Wednesday, August 10, 2011

Improved Wood Stoves Save Health, Environment

By Sudeshna Sarkar, IPS

When Binita Lamichhane got married she was troubled by her husband's bloodshot eyes. "What happened to your eyes?" the 18-year-old bride asked. "Smoke," came the answer.
Nakul Lamichhane, the young groom, was the son of landless agricultural labourers who had to cook the family meals while his parents were away tilling others’ fields.

The cooking stove – an open fire on three bricks packed with a layer of mud – filled the single-room house with smoke that blackened everything and caused the family members respiratory ailments.

"It’s a common problem in Nepal’s villages," says Binita, now 29 and the mother of two. "My mother had severe asthma but we never realised it was due to the smoke. There were also frequent deaths due to asphyxiation."

In Nagarkot, a picturesque tourist destination in central Nepal’s Bhaktapur district where Binita lives, a neighbour died two months ago due to her smoking stove, she says.

The human misery apart, greenhouse gases (GhGs) and black carbon produced by inefficient combustion of wood and biomass have been identified as prime agents in global warming that is said to cause climate change.

A report published this year by the International Bank for Reconstruction and Development and the World Bank – ‘Household Cookstoves, Environment, Health, And Climate Change: A new look at an old problem’ – says developing countries annually burn about 730 million tonnes of biomass fuel for household use, releasing several GhGs.

In areas close to ice and snow accumulations like the Himalayas, the study says, there is evidence that soot from cooking stoves is accelerating the melting of glaciers. Soot is suspected to be behind shifts in rainfall patterns in India and China.

Global inventories have found that traditional stoves account for nearly one-fourth of soot emissions. These stoves also consume vast quantities of firewood, leading to rapid forest degradation which, if unchecked, could lead to deforestation.

In 2008, the Alternative Energy Promotion Centre (AEPC), under Nepal’s environment ministry, commissioned a study that found indoor air pollution (IAP) to be the fourth most important health risk factor after malnutrition, unsafe sex and unsafe drinking water and sanitation.

"More than 80 percent of Nepal’s population (approximately 20 million people), principally comprising the rural poor, are exposed to dangerous levels of IAP...," the study says.
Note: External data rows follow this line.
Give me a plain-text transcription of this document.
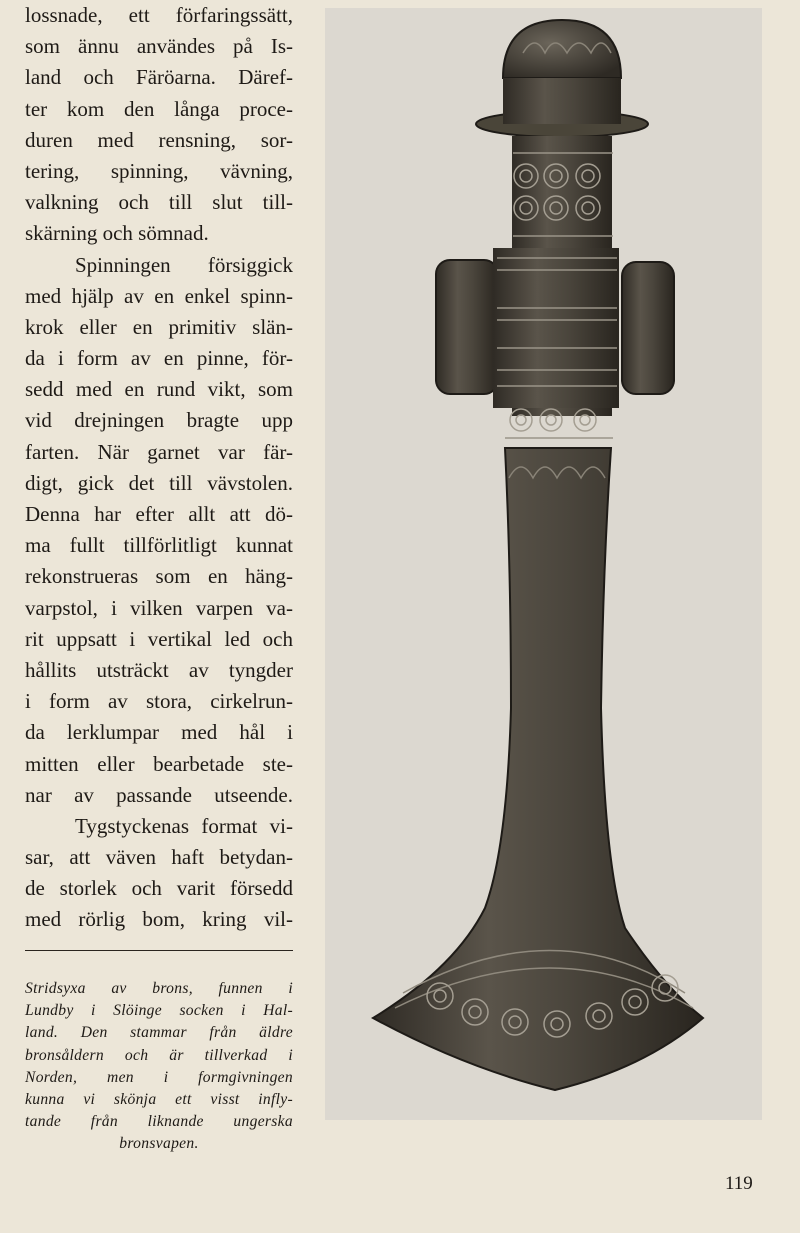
lossnade, ett förfaringssätt,
som ännu användes på Is-
land och Färöarna. Däref-
ter kom den långa proce-
duren med rensning, sor-
tering, spinning, vävning,
valkning och till slut till-
skärning och sömnad.
Spinningen försiggick
med hjälp av en enkel spinn-
krok eller en primitiv slän-
da i form av en pinne, för-
sedd med en rund vikt, som
vid drejningen bragte upp
farten. När garnet var fär-
digt, gick det till vävstolen.
Denna har efter allt att dö-
ma fullt tillförlitligt kunnat
rekonstrueras som en häng-
varpstol, i vilken varpen va-
rit uppsatt i vertikal led och
hållits utsträckt av tyngder
i form av stora, cirkelrun-
da lerklumpar med hål i
mitten eller bearbetade ste-
nar av passande utseende.
Tygstyckenas format vi-
sar, att väven haft betydan-
de storlek och varit försedd
med rörlig bom, kring vil-
Stridsyxa av brons, funnen i
Lundby i Slöinge socken i Hal-
land. Den stammar från äldre
bronsåldern och är tillverkad i
Norden, men i formgivningen
kunna vi skönja ett visst infly-
tande från liknande ungerska
bronsvapen.
119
Among the poorest countries in the world, most of Nepal has no electricity, and cooking gas is both expensive and in short supply, having to be brought from India, Nepal’s southern neighbour.

A beginning was made in the 1980s when Nepal included improved cooking stoves (ICS) in its planning, and the research centre for applied science and technology under Tribhuvan University developed a model based on local materials.
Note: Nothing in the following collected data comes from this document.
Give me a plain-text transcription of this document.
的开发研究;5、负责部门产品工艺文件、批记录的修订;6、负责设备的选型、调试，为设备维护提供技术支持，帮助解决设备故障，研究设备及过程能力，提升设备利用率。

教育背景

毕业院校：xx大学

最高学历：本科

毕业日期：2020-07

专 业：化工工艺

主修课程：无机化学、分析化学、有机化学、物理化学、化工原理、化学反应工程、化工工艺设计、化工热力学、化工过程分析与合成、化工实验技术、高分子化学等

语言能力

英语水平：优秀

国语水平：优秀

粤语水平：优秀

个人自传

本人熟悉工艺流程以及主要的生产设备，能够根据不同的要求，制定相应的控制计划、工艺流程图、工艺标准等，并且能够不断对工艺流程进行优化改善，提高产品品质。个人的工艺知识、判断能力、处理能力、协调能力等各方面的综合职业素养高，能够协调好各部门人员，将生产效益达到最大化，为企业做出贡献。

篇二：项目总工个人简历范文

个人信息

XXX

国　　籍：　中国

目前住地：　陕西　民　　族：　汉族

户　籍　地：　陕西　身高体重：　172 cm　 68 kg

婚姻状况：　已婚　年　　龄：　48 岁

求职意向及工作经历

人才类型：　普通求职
In 1999 a sustained campaign was launched by AEPC to get villages to switch to ICS under its Energy Sector Assistance Programme (ESAP) with financial support from the Danish government.
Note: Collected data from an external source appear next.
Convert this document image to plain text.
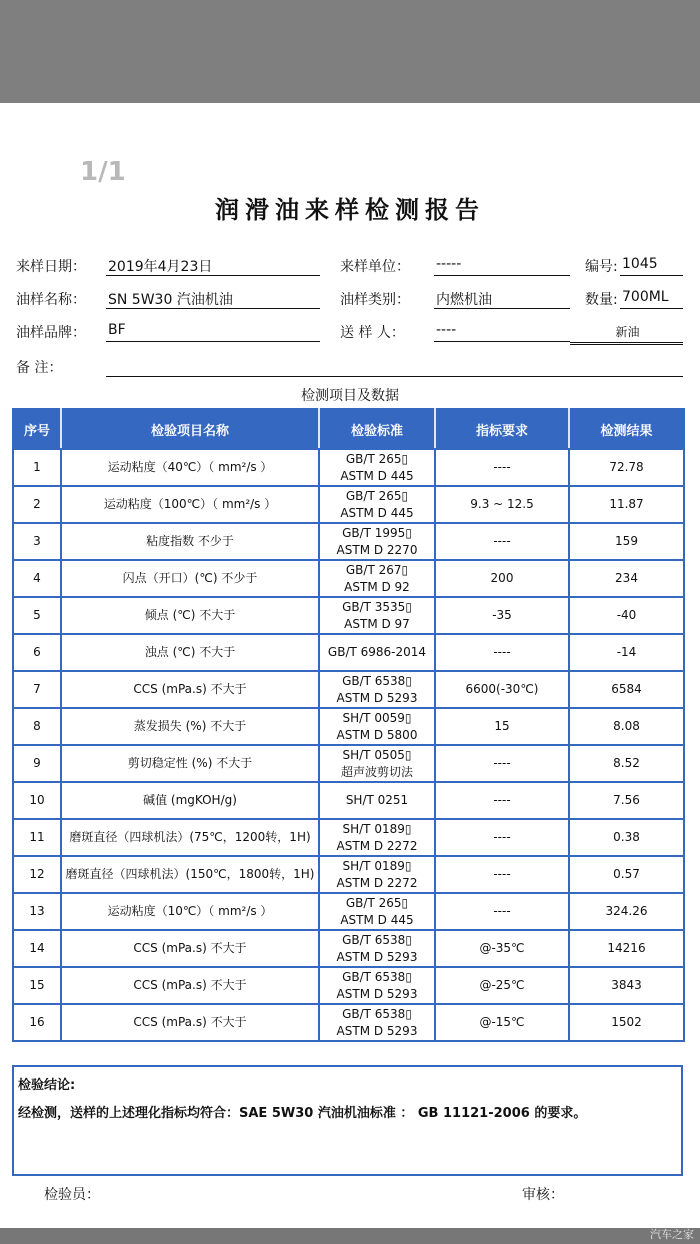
1/1
润滑油来样检测报告
来样日期： 2019年4月23日	来样单位： -----	编号: 1045
油样名称： SN 5W30 汽油机油	油样类别： 内燃机油	数量: 700ML
油样品牌： BF	送 样 人： ----	新油
备 注：
检测项目及数据
序号	检验项目名称	检验标准	指标要求	检测结果
1	运动粘度（40℃）（ mm²/s ）	GB/T 265▯
ASTM D 445	----	72.78
2	运动粘度（100℃）（ mm²/s ）	GB/T 265▯
ASTM D 445	9.3 ~ 12.5	11.87
3	粘度指数 不少于	GB/T 1995▯
ASTM D 2270	----	159
4	闪点（开口）(℃) 不少于	GB/T 267▯
ASTM D 92	200	234
5	倾点 (℃) 不大于	GB/T 3535▯
ASTM D 97	-35	-40
6	浊点 (℃) 不大于	GB/T 6986-2014	----	-14
7	CCS (mPa.s) 不大于	GB/T 6538▯
ASTM D 5293	6600(-30℃)	6584
8	蒸发损失 (%) 不大于	SH/T 0059▯
ASTM D 5800	15	8.08
9	剪切稳定性 (%) 不大于	SH/T 0505▯
超声波剪切法	----	8.52
10	碱值 (mgKOH/g)	SH/T 0251	----	7.56
11	磨斑直径（四球机法）(75℃，1200转，1H)	SH/T 0189▯
ASTM D 2272	----	0.38
12	磨斑直径（四球机法）(150℃，1800转，1H)	SH/T 0189▯
ASTM D 2272	----	0.57
13	运动粘度（10℃）（ mm²/s ）	GB/T 265▯
ASTM D 445	----	324.26
14	CCS (mPa.s) 不大于	GB/T 6538▯
ASTM D 5293	@-35℃	14216
15	CCS (mPa.s) 不大于	GB/T 6538▯
ASTM D 5293	@-25℃	3843
16	CCS (mPa.s) 不大于	GB/T 6538▯
ASTM D 5293	@-15℃	1502
检验结论:
经检测，送样的上述理化指标均符合：SAE 5W30 汽油机油标准 ： GB 11121-2006 的要求。
检验员：	审核：
汽车之家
"About Nepali rupees 370 million (5.1 million US dollars) were allocated for ICS in two phases," says Karuna Bajracharya, manager at ESAP.

"The first phase ended in 2004 and the second started from March 2007. Supported by Norway, it will continue till 2012. By June this year, we had set up almost 480,000 stoves. They reduce fuel consumption by at least one-third and eliminate health hazards."

AEPC’s strategy is to create a network of promoters who are trained to make the ICS and then persuade villagers to adapt them. "Our policy is to train three people in each village development committee," says Bajracharya. "At least two of them have to be women."

Besides improving lives and the environment, the ICS is also empowering village women.

Sushila Gaire lives in Kapilavastu district in southern Nepal where women have little say in household matters and are confined to the home. But the 29-year-old, who did not finish school, is the family bread earner following her husband’s death.

A trained ICS maker, Sushila now makes about 30 pieces a month, earning about 5-6 dollars per piece. She frequently travels to distant villages to install the ICS and train others.